「やっと聞いてくれた? 俺がいつから香村の事が大好きかって」
 そう言った廣川七瀬(ひろかわななせ)は夕陽を背に楽し気に笑った。茜色の夕陽は明るい色の彼の髪を透かしてきて、表情は逆光となっているものの笑っているのはわかる。そも、記憶の中にある廣川という男はいつだって笑っているような気がする。
「じゃあ、当ててみてよ。俺がいつから香村の事が好きなのか」
「……え、じゃあって何」
「そこまで気になるなら? 教えてあげなくもない、って感じ?」
「いや、そこまでってわけでは」
 嘘だ、気になる。
 香村健臣(こうむらたけおみ)は自分自身を平々凡々などこにでもいる高校二年生だと思っている。実際のところ中学生時代からあらゆる教科のテストで学年三位内を取り続けている男が平凡なわけがないのだが、それは香村を客観的に見ての印象であり香村自身の自己評価は平均して低めに設定されていた。
「えー気になってよ俺のこと」
 彼の腕が伸びて来て香村の手を取る。思いのほか熱く、少し汗ばんでいて香村は驚いた。

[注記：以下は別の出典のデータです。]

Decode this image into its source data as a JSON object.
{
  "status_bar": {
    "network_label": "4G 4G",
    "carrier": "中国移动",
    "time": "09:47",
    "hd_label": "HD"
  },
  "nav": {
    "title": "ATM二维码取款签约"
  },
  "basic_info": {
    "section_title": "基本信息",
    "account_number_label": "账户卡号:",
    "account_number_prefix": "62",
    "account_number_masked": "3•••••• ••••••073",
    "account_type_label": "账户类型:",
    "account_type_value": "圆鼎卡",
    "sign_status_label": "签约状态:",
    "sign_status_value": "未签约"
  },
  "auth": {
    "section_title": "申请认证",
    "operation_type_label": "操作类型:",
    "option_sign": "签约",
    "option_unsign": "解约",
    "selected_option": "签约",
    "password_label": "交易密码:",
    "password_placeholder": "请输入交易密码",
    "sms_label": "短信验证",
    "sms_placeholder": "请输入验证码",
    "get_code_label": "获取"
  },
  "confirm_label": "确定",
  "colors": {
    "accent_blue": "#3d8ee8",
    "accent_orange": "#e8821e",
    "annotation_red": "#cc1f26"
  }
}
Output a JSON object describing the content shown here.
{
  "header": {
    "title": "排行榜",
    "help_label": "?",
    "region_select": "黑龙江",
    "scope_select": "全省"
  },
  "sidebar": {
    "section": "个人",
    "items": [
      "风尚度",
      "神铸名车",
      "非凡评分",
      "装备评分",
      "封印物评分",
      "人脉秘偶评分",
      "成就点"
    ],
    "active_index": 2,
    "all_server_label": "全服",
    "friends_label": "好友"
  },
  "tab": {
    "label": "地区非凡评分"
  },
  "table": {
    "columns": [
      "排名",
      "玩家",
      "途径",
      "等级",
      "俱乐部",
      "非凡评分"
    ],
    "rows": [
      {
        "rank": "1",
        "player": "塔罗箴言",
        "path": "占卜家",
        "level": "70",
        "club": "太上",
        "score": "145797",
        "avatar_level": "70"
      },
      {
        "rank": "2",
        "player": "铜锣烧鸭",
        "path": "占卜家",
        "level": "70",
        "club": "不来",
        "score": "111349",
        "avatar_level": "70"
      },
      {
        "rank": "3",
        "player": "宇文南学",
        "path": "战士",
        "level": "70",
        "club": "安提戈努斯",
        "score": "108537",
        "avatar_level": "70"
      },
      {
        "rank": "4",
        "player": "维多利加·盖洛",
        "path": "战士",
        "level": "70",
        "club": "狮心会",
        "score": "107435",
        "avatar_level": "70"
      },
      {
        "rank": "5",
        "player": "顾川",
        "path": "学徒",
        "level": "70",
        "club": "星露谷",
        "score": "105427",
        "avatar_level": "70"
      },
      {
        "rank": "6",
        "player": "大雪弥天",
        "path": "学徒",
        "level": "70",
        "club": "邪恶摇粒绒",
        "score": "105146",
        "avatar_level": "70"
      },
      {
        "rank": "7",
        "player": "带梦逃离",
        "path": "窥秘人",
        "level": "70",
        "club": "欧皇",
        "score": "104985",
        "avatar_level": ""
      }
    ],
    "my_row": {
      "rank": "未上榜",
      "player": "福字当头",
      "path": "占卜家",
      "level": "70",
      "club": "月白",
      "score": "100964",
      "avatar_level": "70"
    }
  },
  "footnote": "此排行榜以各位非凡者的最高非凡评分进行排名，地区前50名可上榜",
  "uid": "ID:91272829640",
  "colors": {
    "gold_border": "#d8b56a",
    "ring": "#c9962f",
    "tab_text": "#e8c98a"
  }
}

 気になって、なんて言われなくとも香村にとって廣川という男はやけに気になる男ではあるのだ。彼が声高に香村への好意を伝えてくるようになったのは確か二年生へ進学し同じクラスになった頃で、それまではクラスも違えば中学も違った為接点らしい接点は無かった筈だ。
「もっと俺のこと意識してね」
 そう言ってのける廣川はやはり策士なのだろうと、香村は思った。